Possibly the most fun way to burn off those extra calories, and despite common misconceptions, having sex during pregnancy is totally safe. There are different positions to try out to make you feel more comfortable, but it is worth noting that pregnant women will have an insatiable appetite in the bedroom.
During the second trimester, at about 14 weeks, most women experience an increased libido which will, quite literally, get the juices flowing. Due to a surge in hormone levels, pregnant women will have an increased amount of blood flow to the pelvic region as well as a more lubricated vagina.

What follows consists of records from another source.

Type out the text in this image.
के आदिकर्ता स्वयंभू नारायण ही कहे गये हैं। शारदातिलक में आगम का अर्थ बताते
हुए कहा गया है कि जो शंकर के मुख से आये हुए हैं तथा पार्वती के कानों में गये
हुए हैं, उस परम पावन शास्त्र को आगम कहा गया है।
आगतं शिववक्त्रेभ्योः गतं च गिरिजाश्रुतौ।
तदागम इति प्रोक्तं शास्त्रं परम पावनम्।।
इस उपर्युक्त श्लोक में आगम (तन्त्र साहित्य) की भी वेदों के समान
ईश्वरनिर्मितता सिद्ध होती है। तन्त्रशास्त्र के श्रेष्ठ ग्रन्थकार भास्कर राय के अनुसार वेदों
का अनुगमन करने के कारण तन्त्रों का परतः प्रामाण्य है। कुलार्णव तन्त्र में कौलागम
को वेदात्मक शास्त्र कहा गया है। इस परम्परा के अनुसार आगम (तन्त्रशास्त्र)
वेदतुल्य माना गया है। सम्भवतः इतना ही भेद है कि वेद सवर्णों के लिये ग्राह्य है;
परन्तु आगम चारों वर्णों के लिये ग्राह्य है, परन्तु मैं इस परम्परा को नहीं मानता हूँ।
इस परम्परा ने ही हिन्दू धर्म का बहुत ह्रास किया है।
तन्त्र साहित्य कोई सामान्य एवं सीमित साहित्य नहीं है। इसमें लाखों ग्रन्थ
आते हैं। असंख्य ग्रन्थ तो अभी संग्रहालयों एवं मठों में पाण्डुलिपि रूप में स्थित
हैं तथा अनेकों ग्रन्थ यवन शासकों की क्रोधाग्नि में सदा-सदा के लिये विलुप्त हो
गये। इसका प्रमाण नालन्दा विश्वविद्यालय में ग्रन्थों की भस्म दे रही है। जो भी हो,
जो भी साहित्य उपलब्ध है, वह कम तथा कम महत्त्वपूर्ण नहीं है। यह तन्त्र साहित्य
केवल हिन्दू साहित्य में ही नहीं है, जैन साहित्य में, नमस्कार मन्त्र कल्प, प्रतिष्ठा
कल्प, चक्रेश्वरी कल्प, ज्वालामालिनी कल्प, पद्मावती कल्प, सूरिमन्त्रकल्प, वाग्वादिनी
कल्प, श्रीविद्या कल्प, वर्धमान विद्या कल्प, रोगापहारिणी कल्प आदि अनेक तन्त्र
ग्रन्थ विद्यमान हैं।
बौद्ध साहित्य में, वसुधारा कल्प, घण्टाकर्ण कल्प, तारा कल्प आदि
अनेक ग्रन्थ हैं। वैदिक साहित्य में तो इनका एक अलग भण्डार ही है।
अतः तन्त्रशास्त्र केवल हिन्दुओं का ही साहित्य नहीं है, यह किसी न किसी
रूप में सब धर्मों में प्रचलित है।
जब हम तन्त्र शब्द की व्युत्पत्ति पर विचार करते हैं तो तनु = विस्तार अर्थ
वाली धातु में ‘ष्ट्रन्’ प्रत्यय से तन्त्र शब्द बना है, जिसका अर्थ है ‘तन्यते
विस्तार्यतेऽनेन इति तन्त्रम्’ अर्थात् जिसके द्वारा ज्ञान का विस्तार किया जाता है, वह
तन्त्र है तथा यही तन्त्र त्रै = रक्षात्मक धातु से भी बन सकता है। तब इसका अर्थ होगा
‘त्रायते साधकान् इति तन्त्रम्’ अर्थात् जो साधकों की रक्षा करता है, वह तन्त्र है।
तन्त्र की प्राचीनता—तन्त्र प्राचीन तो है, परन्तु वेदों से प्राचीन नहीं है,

This increased sex drive also provides a boost of energy. And there’s more good news – sex when pregnant also increases the intensity of your orgasms, which not only has its psychological benefits, but it also means that your muscles in the uterus are getting a workout – which will help you push when the big day comes.3
Healthy heart, healthy mind
Exercising during pregnancy is great for your mental health post-pregnancy too, as it has been known to lower the risk of postnatal depression.5 Not only this, but exercise in general has a positive effect on our brains, releasing endorphins that keep us happy and help to relieve stress. All these factors can contribute to a healthy and more relaxing pregnancy.
Exercise (with) caution
So, we’ve established that exercising while pregnant is in fact safe, yet there are some rules to follow to ensure that you are not putting yourself at risk. Not all exercise is appropriate – you wouldn’t start doing deadlifts or skydiving from 13,000ft, for example.
Ensure that you keep hydrated and do not exercise in hot weather – you don’t want to overheat and faint. Warming up and cooling down is important anyway, but definitely shouldn’t be neglected when pregnant. Stretching properly keeps you supple, protects your muscles and prevents injury. It is also unsafe to lie flat on your back for extended periods of time.1
Finally, avoid any sport or activity that has a risk of falling, such as horse-riding, and do not participate in contact or extreme sports, including scuba diving. Also, avoid high altitude. Anything around 2500 metres above sea level and higher – is a big no no, and besides, you’ve got another big mountain to climb in the meantime…
Having a healthy mind is as crucial as having a healthy body. Exercise is great for helping to relieve stress and depression, but being inactive can also have its benefits.
Make sure you rest appropriately after every workout, and on the days where you really aren’t feeling up to it, there is no harm in putting your feet up and having that day off! Light yoga and Pilates exercises can be great for these more restful days.6
Tune-in to your body
There is no right or wrong when it comes to keeping fit and exercising during your pregnancy. If you’ve always exercised, then your body should be able to cope with the demands of light exertion. Exercise at a pace and difficulty level that is right for you, and speak to your doctor or pharmacist if you have any concerns about exercising when pregnant.